Chee Siok Chin led the handful of SDP candidates in Singapore's May 6 general election. The party did not win any seats in parliament but did get 23 percent of the vote in the wards it contested.
If declared bankrupt herself, Chee Siok Chin would be unable to run for parliament again under Singapore law, putting the SDP's future at risk.
Her brother Chee Soon Juan – Singapore's most vocal opposition politician – was declared bankrupt in February after failing to make libel payments of S$500,000 to former Prime Ministers Lee Kuan Yew and Goh Chok Tong.
Chee Siok Chin said she incurred the legal costs after she challenged a move by the Singapore police to disperse a peaceful protest in August 2005. The protest, by Chee Siok Chin and three others, took place outside a public building in Singapore and called for greater transparency in state institutions.
Public protests are rare in the city-state. Any public gathering of more than four people requires a police permit and a person convicted of unlawful assembly can be fined up to S$1,000.
Activists and critics such as human rights group Amnesty International say that Singapore's leaders used defamation lawsuits to cripple opposition politicians.
But Singapore's leaders say such legal action is necessary to safeguard their reputations.
Government leaders have also filed defamation law suits against foreign media, most recently against the Far Eastern Economic Review.

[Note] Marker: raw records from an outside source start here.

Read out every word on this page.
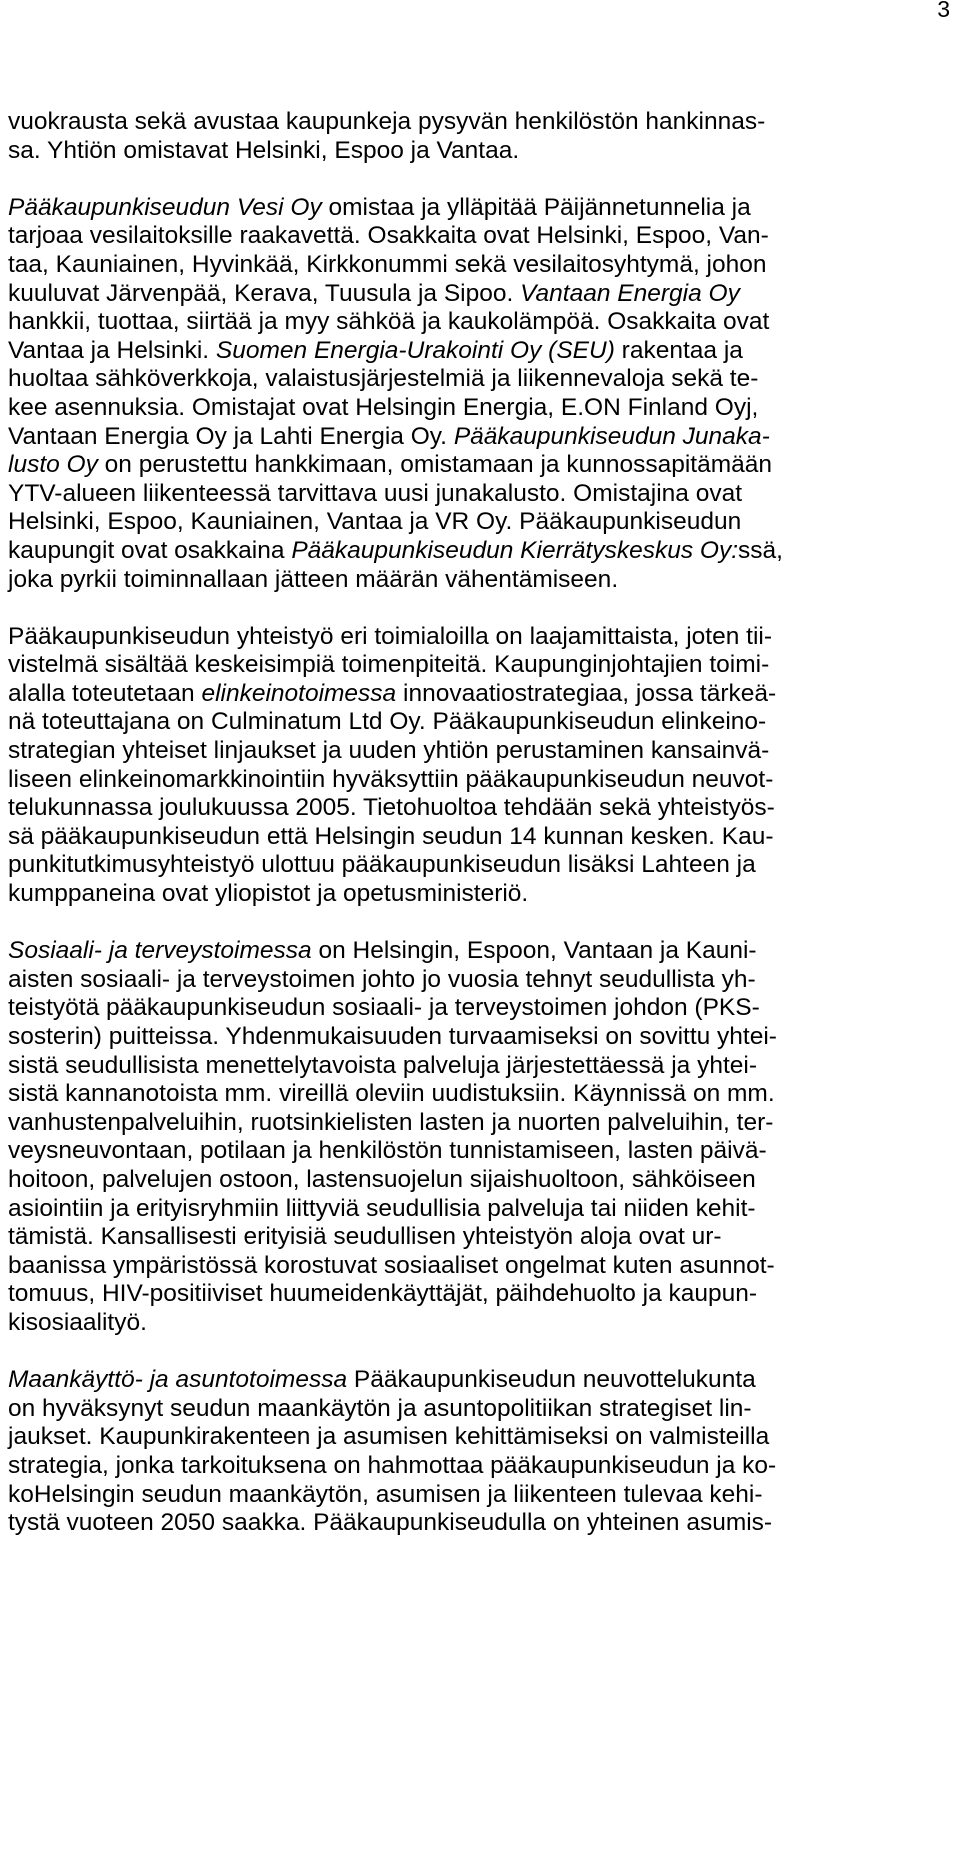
3
vuokrausta sekä avustaa kaupunkeja pysyvän henkilöstön hankinnas-
sa. Yhtiön omistavat Helsinki, Espoo ja Vantaa.
Pääkaupunkiseudun Vesi Oy omistaa ja ylläpitää Päijännetunnelia ja
tarjoaa vesilaitoksille raakavettä. Osakkaita ovat Helsinki, Espoo, Van-
taa, Kauniainen, Hyvinkää, Kirkkonummi sekä vesilaitosyhtymä, johon
kuuluvat Järvenpää, Kerava, Tuusula ja Sipoo. Vantaan Energia Oy
hankkii, tuottaa, siirtää ja myy sähköä ja kaukolämpöä. Osakkaita ovat
Vantaa ja Helsinki. Suomen Energia-Urakointi Oy (SEU) rakentaa ja
huoltaa sähköverkkoja, valaistusjärjestelmiä ja liikennevaloja sekä te-
kee asennuksia. Omistajat ovat Helsingin Energia, E.ON Finland Oyj,
Vantaan Energia Oy ja Lahti Energia Oy. Pääkaupunkiseudun Junaka-
lusto Oy on perustettu hankkimaan, omistamaan ja kunnossapitämään
YTV-alueen liikenteessä tarvittava uusi junakalusto. Omistajina ovat
Helsinki, Espoo, Kauniainen, Vantaa ja VR Oy. Pääkaupunkiseudun
kaupungit ovat osakkaina Pääkaupunkiseudun Kierrätyskeskus Oy:ssä,
joka pyrkii toiminnallaan jätteen määrän vähentämiseen.
Pääkaupunkiseudun yhteistyö eri toimialoilla on laajamittaista, joten tii-
vistelmä sisältää keskeisimpiä toimenpiteitä. Kaupunginjohtajien toimi-
alalla toteutetaan elinkeinotoimessa innovaatiostrategiaa, jossa tärkeä-
nä toteuttajana on Culminatum Ltd Oy. Pääkaupunkiseudun elinkeino-
strategian yhteiset linjaukset ja uuden yhtiön perustaminen kansainvä-
liseen elinkeinomarkkinointiin hyväksyttiin pääkaupunkiseudun neuvot-
telukunnassa joulukuussa 2005. Tietohuoltoa tehdään sekä yhteistyös-
sä pääkaupunkiseudun että Helsingin seudun 14 kunnan kesken. Kau-
punkitutkimusyhteistyö ulottuu pääkaupunkiseudun lisäksi Lahteen ja
kumppaneina ovat yliopistot ja opetusministeriö.
Sosiaali- ja terveystoimessa on Helsingin, Espoon, Vantaan ja Kauni-
aisten sosiaali- ja terveystoimen johto jo vuosia tehnyt seudullista yh-
teistyötä pääkaupunkiseudun sosiaali- ja terveystoimen johdon (PKS-
sosterin) puitteissa. Yhdenmukaisuuden turvaamiseksi on sovittu yhtei-
sistä seudullisista menettelytavoista palveluja järjestettäessä ja yhtei-
sistä kannanotoista mm. vireillä oleviin uudistuksiin. Käynnissä on mm.
vanhustenpalveluihin, ruotsinkielisten lasten ja nuorten palveluihin, ter-
veysneuvontaan, potilaan ja henkilöstön tunnistamiseen, lasten päivä-
hoitoon, palvelujen ostoon, lastensuojelun sijaishuoltoon, sähköiseen
asiointiin ja erityisryhmiin liittyviä seudullisia palveluja tai niiden kehit-
tämistä. Kansallisesti erityisiä seudullisen yhteistyön aloja ovat ur-
baanissa ympäristössä korostuvat sosiaaliset ongelmat kuten asunnot-
tomuus, HIV-positiiviset huumeidenkäyttäjät, päihdehuolto ja kaupun-
kisosiaalityö.
Maankäyttö- ja asuntotoimessa Pääkaupunkiseudun neuvottelukunta
on hyväksynyt seudun maankäytön ja asuntopolitiikan strategiset lin-
jaukset. Kaupunkirakenteen ja asumisen kehittämiseksi on valmisteilla
strategia, jonka tarkoituksena on hahmottaa pääkaupunkiseudun ja ko-
koHelsingin seudun maankäytön, asumisen ja liikenteen tulevaa kehi-
tystä vuoteen 2050 saakka. Pääkaupunkiseudulla on yhteinen asumis-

In the 2006 Worldwide Press Freedom Index released by Paris-based Reporters Without Borders on Tuesday, Singapore was among the worst-ranked countries. The city-state has slipped six places to rank 146th out of 168 countries following the government's latest legal action against the foreign media.
Chee Siok Chin, who spoke on the sidelines of a trial where her brother and two other SDP party supporters were being charged for speaking in public without permits in the run-up to the election, said she plans to challenge the bankruptcy order, which is due to be heard in court on Nov. 3.